August 7, 2022
Data mining is a complex topic that is often difficult to convey in layman’s terms. This is an in-depth research paper on mining a data set about banknotes to help determine if forgeries are present. The final result is that the data set accurately determines forgeries based on the details of the images.
This project uses the banknotes.csv file to build an appropriate model to predict forgery successfully. The dataset was uploaded into SAS for mining and analysis. Summary statistics and a graphical summary of histograms are provided, along with a discussion of key aspects of that data. The Winsorization approach, commonly referred to as percentile capping, is used for anomaly detection, and associations are identified using correlation analysis. The hierarchical clustering technique is used in this project to analyze the variables, and the results are explained. A classification model to predict forgeries and reasoning for its use are provided. Finally, the model (isolation forest) is evaluated, and impressions on model fit are reviewed.
Dataset Upload to SAS
Summary Statistics and Histograms of Banknotes Dataset
The summary statistics and histograms of the banknote datasets are shown below.

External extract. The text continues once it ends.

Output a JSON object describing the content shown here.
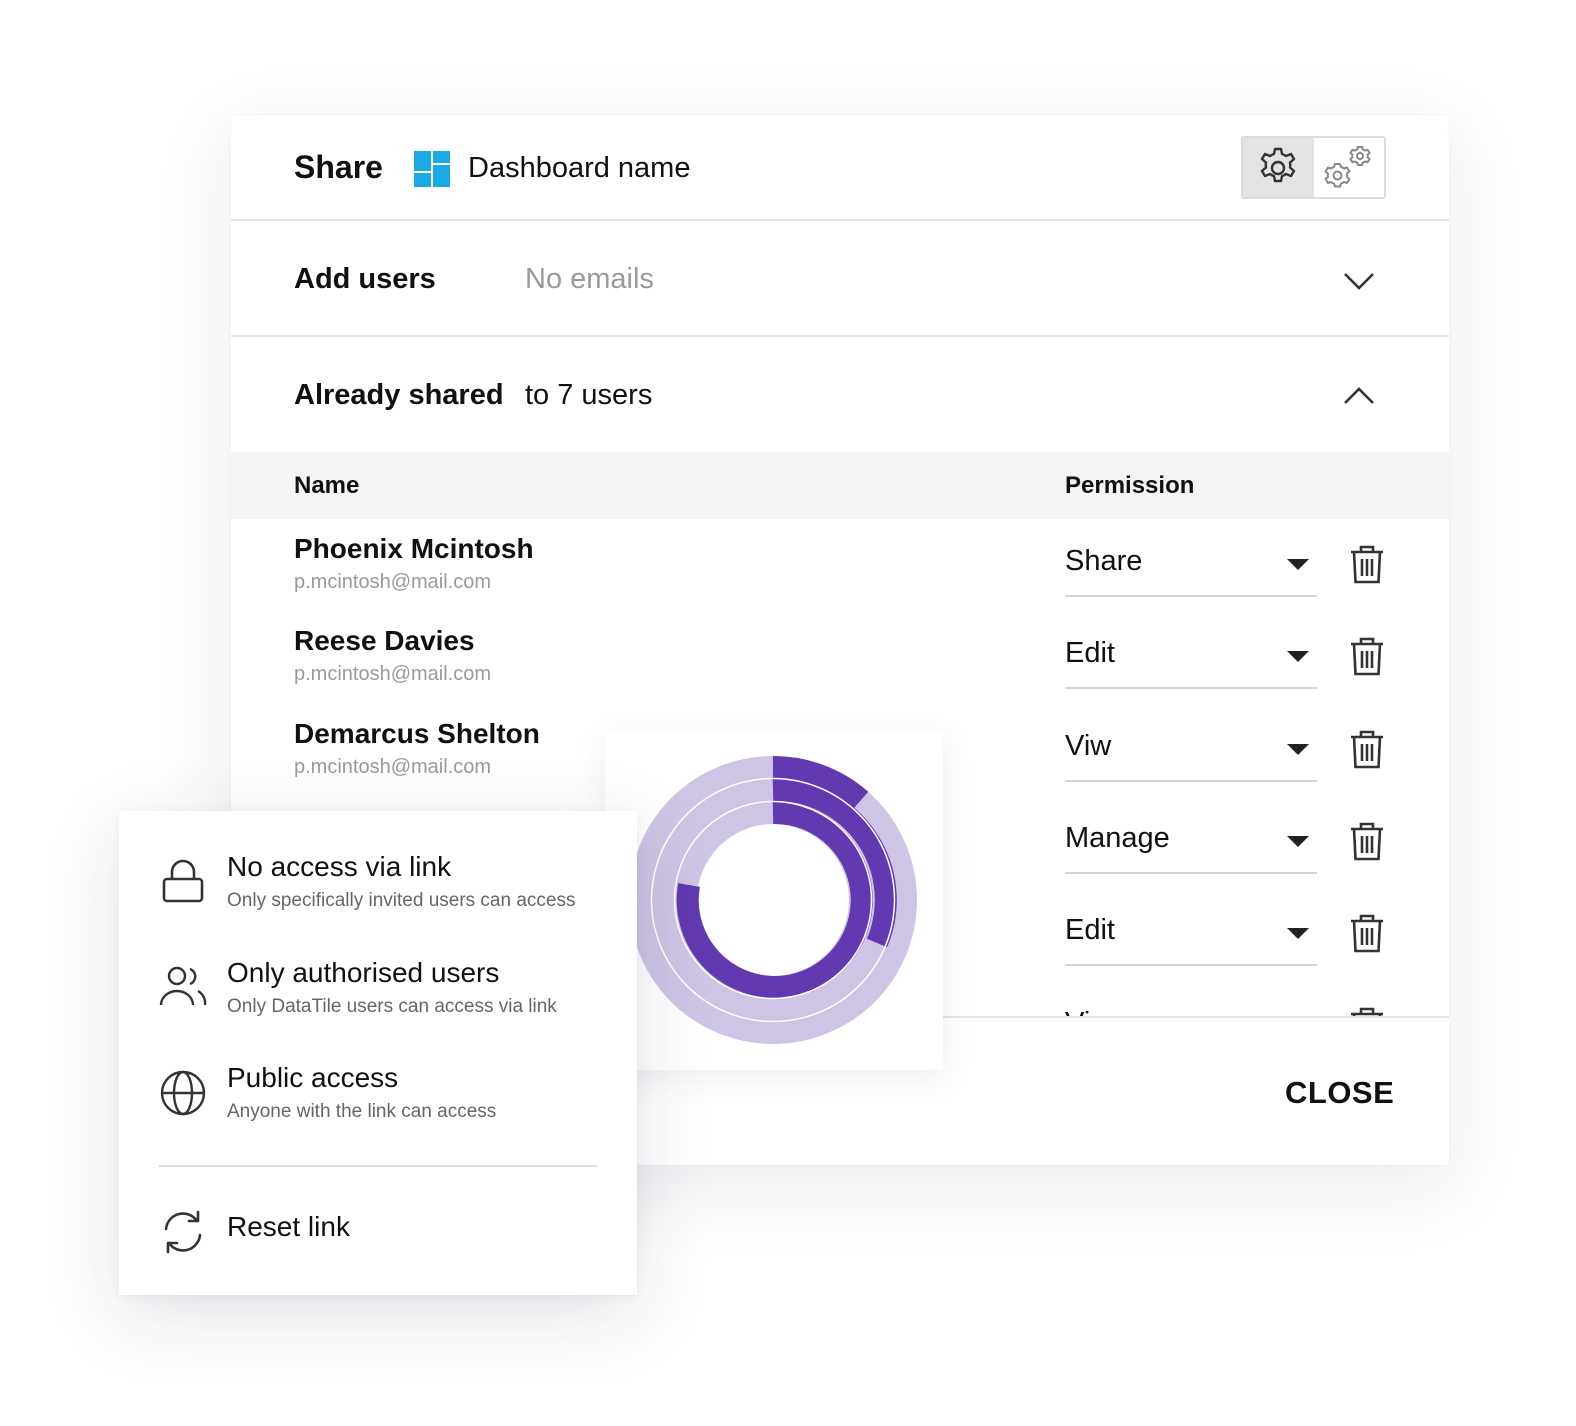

Summary Statistics of Continuous Variables Separated by Class
Summary Statistics of Continuous Variables not Separated by Class
Histogram With Classes in V1 = Variance
Histogram Without Classes in V1
Histogram With Classes in V2 = Skewness
Histogram Without Classes in V2
Histogram With Classes in V3 = Kurtosis
Histogram Without Classes in V3
Histogram With Classes in V4 = Entropy
Histogram Without Classes in V4
Key Aspects of Statistical Data
There are two classes identified in the dataset, with 1 meaning the observation is genuine and 2 that it is forged. Basic statistics are performed on these two variables to look more closely at legitimate and counterfeit items. The data shows there are 762 genuine entries and 610 forgery entries. The Wavelet Transform tool extracts features from the images, which are demonstrated in integers for four variables, including:
- V1 = variance of Wavelet Transformed image, which measures the spread between these numbers in the dataset (Sturdivant et al., 2016).
- V2 = skewness of Wavelet Transformed image detects the symmetry of the curve in terms of the image data features.
- V3 = kurtosis of Wavelet Transformed image describes the degree of the tails and at the peak of the curve in a frequency distribution (Sturdivant et al., 2016)
- V4 = entropy of image measures the degree of randomness in the image features (Thum, 1984).
Summary statistics and histograms demonstrate a left skewness in genuine entries (class = 1) for variance, skewness, and entropy. Kurtosis has a right skew that looks to be multimodal. Forgeries (class = 2) show a rightward skewness in variance and kurtosis, with a left skewness in entropy. This suggests higher variance, skewness, and entropy in the images. When classes are not separated, variance is multimodal but relatively normally distributed. Skewness is left-skewed and multimodal, kurtosis is right-skewed and bimodal, and entropy is left-skewed. Items with larger entropy values and kurtosis tend to be a class = 2, forgery. Higher variance and skewness values tend to be class =1, genuine.
In this test, the Winsorization approach, commonly referred to as percentile capping, was applied. This approach involved checking the values that are less than the 5th percentile and those higher than the 99th percentile. When removing the outliers from the data, the values less than the 1st percentile are replaced with the value at the 1st percentile; the values more than the 99th percentile are replaced by the value at 99th percentile (Kumar, 2020). The data displayed below revealed outliers in the dataset given for this analysis.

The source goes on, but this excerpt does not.